Ce que nous combattons, en revanche, ce sont les fondamentalismes, qui contestent
la légitimité de la République et veulent imposer des lois au nom de présupposés religieux. Ce que nous refusons, ce sont les communautarismes, qui apparaissent pour certains comme des refuges
face à la violence du monde, mais en réalité isolent et opposent.
Loin de ces replis comme des abîmes de l’identité nationale, il existe dans notre
pays une culture commune en mouvement, qui se nourrit des influences multiples advenues dans notre histoire et d’une diversité culturelle d’aujourd’hui. C’est à partir de là que nous devons
construire le vivre ensemble, en donnant corps à notre devise républicaine.

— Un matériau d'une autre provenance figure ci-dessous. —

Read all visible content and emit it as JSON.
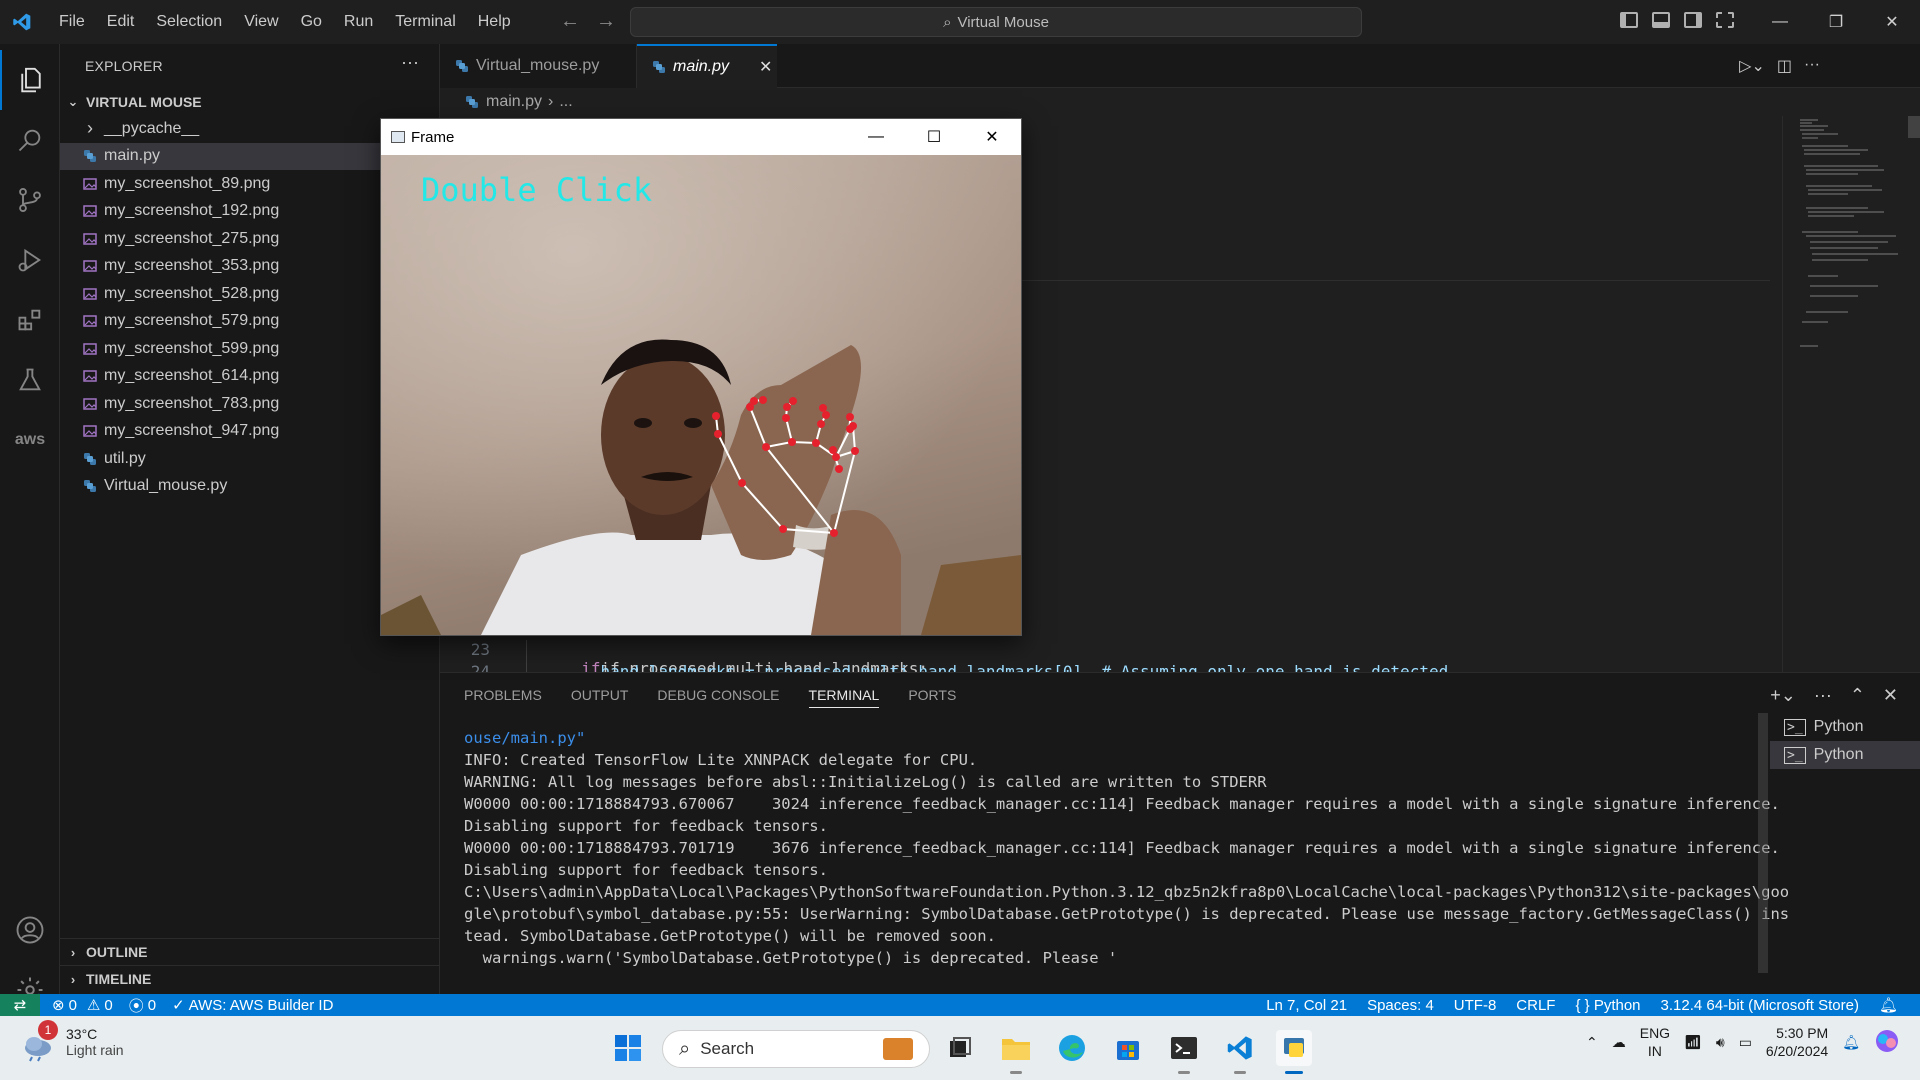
{
  "window": {
    "title": "Virtual Mouse",
    "menu": [
      "File",
      "Edit",
      "Selection",
      "View",
      "Go",
      "Run",
      "Terminal",
      "Help"
    ]
  },
  "explorer": {
    "header": "EXPLORER",
    "folder": "VIRTUAL MOUSE",
    "items": [
      {
        "name": "__pycache__",
        "type": "folder"
      },
      {
        "name": "main.py",
        "type": "py",
        "selected": true
      },
      {
        "name": "my_screenshot_89.png",
        "type": "png"
      },
      {
        "name": "my_screenshot_192.png",
        "type": "png"
      },
      {
        "name": "my_screenshot_275.png",
        "type": "png"
      },
      {
        "name": "my_screenshot_353.png",
        "type": "png"
      },
      {
        "name": "my_screenshot_528.png",
        "type": "png"
      },
      {
        "name": "my_screenshot_579.png",
        "type": "png"
      },
      {
        "name": "my_screenshot_599.png",
        "type": "png"
      },
      {
        "name": "my_screenshot_614.png",
        "type": "png"
      },
      {
        "name": "my_screenshot_783.png",
        "type": "png"
      },
      {
        "name": "my_screenshot_947.png",
        "type": "png"
      },
      {
        "name": "util.py",
        "type": "py"
      },
      {
        "name": "Virtual_mouse.py",
        "type": "py"
      }
    ],
    "outline": "OUTLINE",
    "timeline": "TIMELINE"
  },
  "tabs": [
    {
      "label": "Virtual_mouse.py",
      "active": false
    },
    {
      "label": "main.py",
      "active": true
    }
  ],
  "breadcrumb": {
    "file": "main.py",
    "rest": "..."
  },
  "code": {
    "lines": [
      {
        "num": "23",
        "text": "if processed.multi_hand_landmarks:"
      },
      {
        "num": "24",
        "text": "    hand_landmarks = processed.multi_hand_landmarks[0]  # Assuming only one hand is detected"
      }
    ]
  },
  "panel": {
    "tabs": [
      "PROBLEMS",
      "OUTPUT",
      "DEBUG CONSOLE",
      "TERMINAL",
      "PORTS"
    ],
    "active_tab": "TERMINAL",
    "terminal_lines": [
      "ouse/main.py\"",
      "INFO: Created TensorFlow Lite XNNPACK delegate for CPU.",
      "WARNING: All log messages before absl::InitializeLog() is called are written to STDERR",
      "W0000 00:00:1718884793.670067    3024 inference_feedback_manager.cc:114] Feedback manager requires a model with a single signature inference.",
      "Disabling support for feedback tensors.",
      "W0000 00:00:1718884793.701719    3676 inference_feedback_manager.cc:114] Feedback manager requires a model with a single signature inference.",
      "Disabling support for feedback tensors.",
      "C:\\Users\\admin\\AppData\\Local\\Packages\\PythonSoftwareFoundation.Python.3.12_qbz5n2kfra8p0\\LocalCache\\local-packages\\Python312\\site-packages\\goo",
      "gle\\protobuf\\symbol_database.py:55: UserWarning: SymbolDatabase.GetPrototype() is deprecated. Please use message_factory.GetMessageClass() ins",
      "tead. SymbolDatabase.GetPrototype() will be removed soon.",
      "  warnings.warn('SymbolDatabase.GetPrototype() is deprecated. Please '"
    ],
    "terminals": [
      "Python",
      "Python"
    ]
  },
  "status": {
    "errors": "0",
    "warnings": "0",
    "ports": "0",
    "aws": "AWS: AWS Builder ID",
    "position": "Ln 7, Col 21",
    "spaces": "Spaces: 4",
    "encoding": "UTF-8",
    "eol": "CRLF",
    "language": "Python",
    "interpreter": "3.12.4 64-bit (Microsoft Store)"
  },
  "frame_window": {
    "title": "Frame",
    "overlay_text": "Double Click",
    "overlay_color": "#22e8e8"
  },
  "taskbar": {
    "weather_temp": "33°C",
    "weather_desc": "Light rain",
    "notification_badge": "1",
    "search_label": "Search",
    "lang_top": "ENG",
    "lang_bottom": "IN",
    "time": "5:30 PM",
    "date": "6/20/2024"
  },
  "colors": {
    "accent": "#0078d4",
    "statusbar": "#0078d4",
    "remote": "#16825d"
  }
}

Les vraies raisons de nos difficultés ne sont à chercher ni chez celui qui croit
différemment, ni chez celui qui souffre plus encore, ni chez l’étranger qui essaye de survivre à la traque, ni chez le jeune qui ne se voit pas d’avenir. On les trouvera dans le choix de la
concurrence à tout crin, la destruction de l’intervention publique, la marchandisation de tout ce qui pourrait nous unir et nous grandir, les discriminations en tous genres, la recherche effrénée
du profit maximum quelles qu’en soient les conséquences…
Hommes et femmes du peuple, nous pouvons nous unir dans notre diversité,
face aux vraies causes et aux vrais responsables de notre mal-vie.
Nous sommes convaincus qu’il y a besoin d’autres choix politiques, radicalement
différents. Des choix politiques qui mettront l’humain au cœur des préoccupations et des enjeux pour redonner du sens au vivre ensemble. En prenant garde de ne pas tout ramener aux élections,
nous savons que les échéances présidentielle et législatives sont une occasion formidable d’avancer dans cette direction.
Nous tenions à vous adresser ces quelques mots de respect et d’espoir, après ces
années de traumatismes.
Ces quelques mots de confiance en ce que notre peuple est capable de
construire. Ensemble, prolongeons le débat et poursuivons sur des chemins communs.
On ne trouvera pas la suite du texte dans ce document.